Перед уходом я сделал то, что делал теперь каждое утро, как другие крестятся: проверил оба засова, тронул серебряный оберег у Миры на столе — холодный, готовый, — и оставил ей на краю стола луковицу и горбушку, чтоб, проснувшись, нашла. Дом у нас был тёплый со сна, тесный, надышанный за ночь двоими; пахло крупой, нагретым деревом и Мириным мылом, которым она пользовалась слишком щедро. Я постоял минуту в этом тепле, набирая его впрок. Туда, куда я шёл, тепла не было. За тем я туда и шёл, чего теплом не достанешь.
Оправдание я себе придумал складное, как все мои оправдания: незачем тащить старого человека на восточную окраину, у него ноги, у него сердце, да и что он там прочтёт, чего не прочту я. Оправдание было хорошее, я почти в него поверил. По-настоящему же я не пошёл к Тойну потому, что знал: он не пустит меня одного. А я хотел один. Это во мне сидело с детства и сидит до сих пор — брать самое тяжёлое на одного себя, чтобы, если выйдет худо, винить было некого. Я нёс это как доблесть. У доблести этой, как у всякого сточенного инструмента, давно стёрся зуб, а я всё держал её в кармане.

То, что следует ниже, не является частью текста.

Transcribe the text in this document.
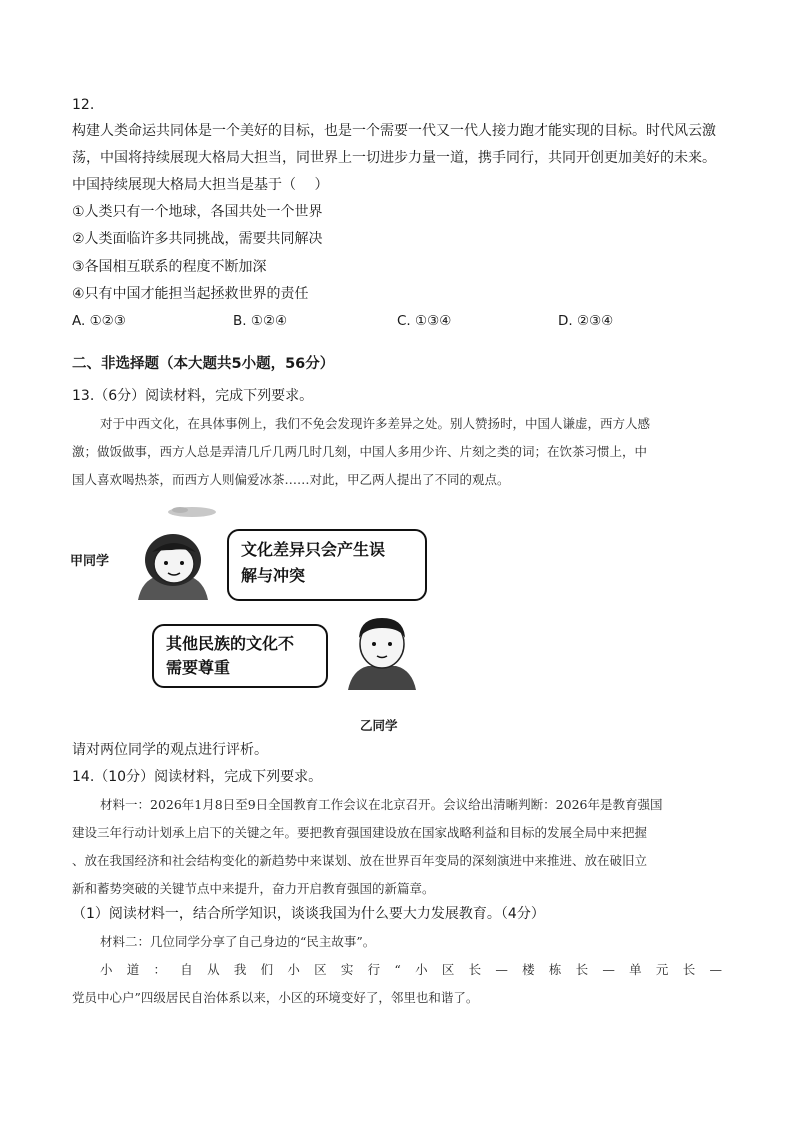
12.
构建人类命运共同体是一个美好的目标，也是一个需要一代又一代人接力跑才能实现的目标。时代风云激
荡，中国将持续展现大格局大担当，同世界上一切进步力量一道，携手同行，共同开创更加美好的未来。
中国持续展现大格局大担当是基于（　 ）
①人类只有一个地球，各国共处一个世界
②人类面临许多共同挑战，需要共同解决
③各国相互联系的程度不断加深
④只有中国才能担当起拯救世界的责任
A. ①②③	B. ①②④	C. ①③④	D. ②③④
二、非选择题（本大题共5小题，56分）
13.（6分）阅读材料，完成下列要求。
对于中西文化，在具体事例上，我们不免会发现许多差异之处。别人赞扬时，中国人谦虚，西方人感
激；做饭做事，西方人总是弄清几斤几两几时几刻，中国人多用少许、片刻之类的词；在饮茶习惯上，中
国人喜欢喝热茶，而西方人则偏爱冰茶……对此，甲乙两人提出了不同的观点。
甲同学
文化差异只会产生误
解与冲突
其他民族的文化不
需要尊重
乙同学
请对两位同学的观点进行评析。
14.（10分）阅读材料，完成下列要求。
材料一：2026年1月8日至9日全国教育工作会议在北京召开。会议给出清晰判断：2026年是教育强国
建设三年行动计划承上启下的关键之年。要把教育强国建设放在国家战略利益和目标的发展全局中来把握
、放在我国经济和社会结构变化的新趋势中来谋划、放在世界百年变局的深刻演进中来推进、放在破旧立
新和蓄势突破的关键节点中来提升，奋力开启教育强国的新篇章。
（1）阅读材料一，结合所学知识，谈谈我国为什么要大力发展教育。（4分）
材料二：几位同学分享了自己身边的“民主故事”。
小 道 ： 自 从 我 们 小 区 实 行 “ 小 区 长 — 楼 栋 长 — 单 元 长 —
党员中心户”四级居民自治体系以来，小区的环境变好了，邻里也和谐了。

К Заводи я шёл против себя, наклонясь, как против ветра.
Я был здесь полмесяца с лишним назад, с Тойном, за разломным стеклом, и тогда едва вынес даже его присутствие рядом. Он, чувствуя, всю дорогу говорил про чепуху: про припой, про дорогую пеньку, про ученика, который однажды перепутал канифоль с засахаренной сливой и потом два дня ходил с липкими зубами. Мне было обо что опереться ухом. Теперь я шёл один и шёл нарочно — туда, где забрало отца с матерью, — и каждый шаг приходилось ставить отдельно, уговаривая ногу.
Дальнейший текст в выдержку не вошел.